Hacker News new | ask | show | jobs
by lutusp 4307 days ago
> Ooh, here come the Scientologists!

So, because some critics of psychiatry are Scientologists, therefore all critics of psychiatry are Scientologists? I can only recommend a crash course in logic.

> to say with such grandiose broad-stroked generalizing that psychiatry (or, perhaps you mean instead/also neurological pharmacology) is not science is simply untrue.

The burden is not on critics to prove that psychiatry isn't a science, the burden is on psychiatry to prove that it is (for the history-illiterate, it has never been a science and many of its staunchest advocates freely admit this, including Freud). The recent NIMH ruling, to which I alluded in my post above, suggests that the granting agencies aren't going to wait for that burden of evidence to be met ---- psychiatry is not a science, is not an evidence-based practice, and can't masquerade as such without evidence.

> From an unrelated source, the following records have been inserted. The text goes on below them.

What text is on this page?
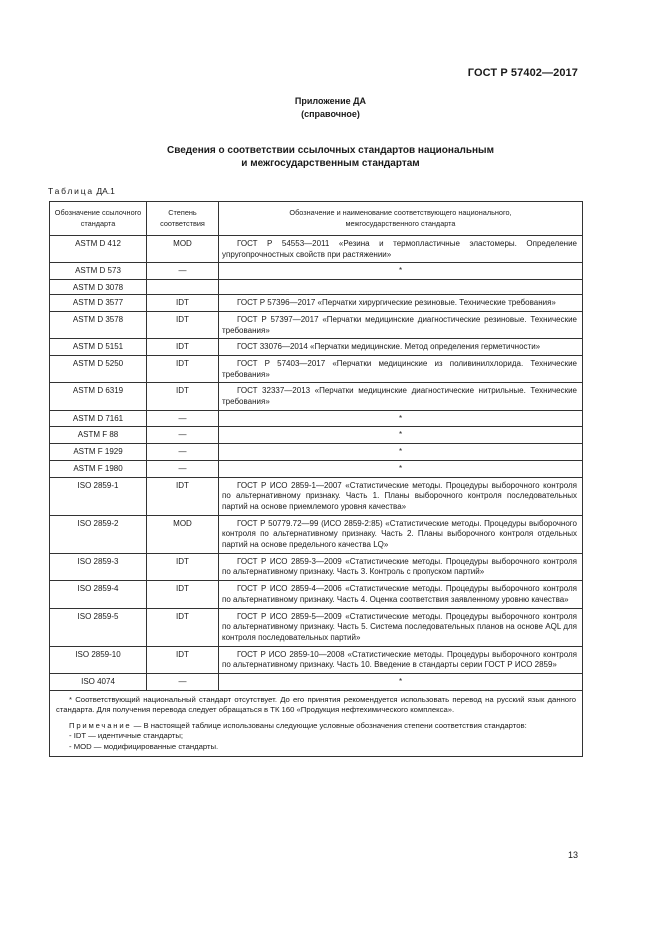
ГОСТ Р 57402—2017
Приложение ДА
(справочное)
Сведения о соответствии ссылочных стандартов национальным
и межгосударственным стандартам
Таблица ДА.1
Обозначение ссылочного стандарта	Степень соответствия	Обозначение и наименование соответствующего национального, межгосударственного стандарта
ASTM D 412	MOD	ГОСТ Р 54553—2011 «Резина и термопластичные эластомеры. Определение упругопрочностных свойств при растяжении»
ASTM D 573	—	*
ASTM D 3078		
ASTM D 3577	IDT	ГОСТ Р 57396—2017 «Перчатки хирургические резиновые. Технические требования»
ASTM D 3578	IDT	ГОСТ Р 57397—2017 «Перчатки медицинские диагностические резиновые. Технические требования»
ASTM D 5151	IDT	ГОСТ 33076—2014 «Перчатки медицинские. Метод определения герметичности»
ASTM D 5250	IDT	ГОСТ Р 57403—2017 «Перчатки медицинские из поливинилхлорида. Технические требования»
ASTM D 6319	IDT	ГОСТ 32337—2013 «Перчатки медицинские диагностические нитрильные. Технические требования»
ASTM D 7161	—	*
ASTM F 88	—	*
ASTM F 1929	—	*
ASTM F 1980	—	*
ISO 2859-1	IDT	ГОСТ Р ИСО 2859-1—2007 «Статистические методы. Процедуры выборочного контроля по альтернативному признаку. Часть 1. Планы выборочного контроля последовательных партий на основе приемлемого уровня качества»
ISO 2859-2	MOD	ГОСТ Р 50779.72—99 (ИСО 2859-2:85) «Статистические методы. Процедуры выборочного контроля по альтернативному признаку. Часть 2. Планы выборочного контроля отдельных партий на основе предельного качества LQ»
ISO 2859-3	IDT	ГОСТ Р ИСО 2859-3—2009 «Статистические методы. Процедуры выборочного контроля по альтернативному признаку. Часть 3. Контроль с пропуском партий»
ISO 2859-4	IDT	ГОСТ Р ИСО 2859-4—2006 «Статистические методы. Процедуры выборочного контроля по альтернативному признаку. Часть 4. Оценка соответствия заявленному уровню качества»
ISO 2859-5	IDT	ГОСТ Р ИСО 2859-5—2009 «Статистические методы. Процедуры выборочного контроля по альтернативному признаку. Часть 5. Система последовательных планов на основе AQL для контроля последовательных партий»
ISO 2859-10	IDT	ГОСТ Р ИСО 2859-10—2008 «Статистические методы. Процедуры выборочного контроля по альтернативному признаку. Часть 10. Введение в стандарты серии ГОСТ Р ИСО 2859»
ISO 4074	—	*

* Соответствующий национальный стандарт отсутствует. До его принятия рекомендуется использовать перевод на русский язык данного стандарта. Для получения перевода следует обращаться в ТК 160 «Продукция нефтехимического комплекса».

Примечание — В настоящей таблице использованы следующие условные обозначения степени соответствия стандартов:

- IDT — идентичные стандарты;

- MOD — модифицированные стандарты.		

13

> Anyone with Google at their fingertips can find a dozen peer-reviewed articles about serotonin's link to mood and behavior.

Yes, and there's a name for that: confirmation bias. Have you bothered to ask yourself how the FDA could come out and say that SSRIs don't actually work, and how that meta-analysis could coexist what all those other studies that claim otherwise? And how could this most recent study, which shows no correlation between serotonin and depression, survive the critical eyes of editors and reviewers to find its way into print?

The FDA meta-analysis, which for the first time included studies that the drug companies funded but then chose not to publish, and which showed no clinically significant effect from SSRIs, is not by itself conclusive, but the silence that followed it certainly is. There are too many interested parties involved for that study to go unchallenged ... if a challenge were possible.

This most recent study simply shows why SSRIs don't work -- because serotonin and depression aren't correlated, therefore SSRIs cannot possibly work, in principle.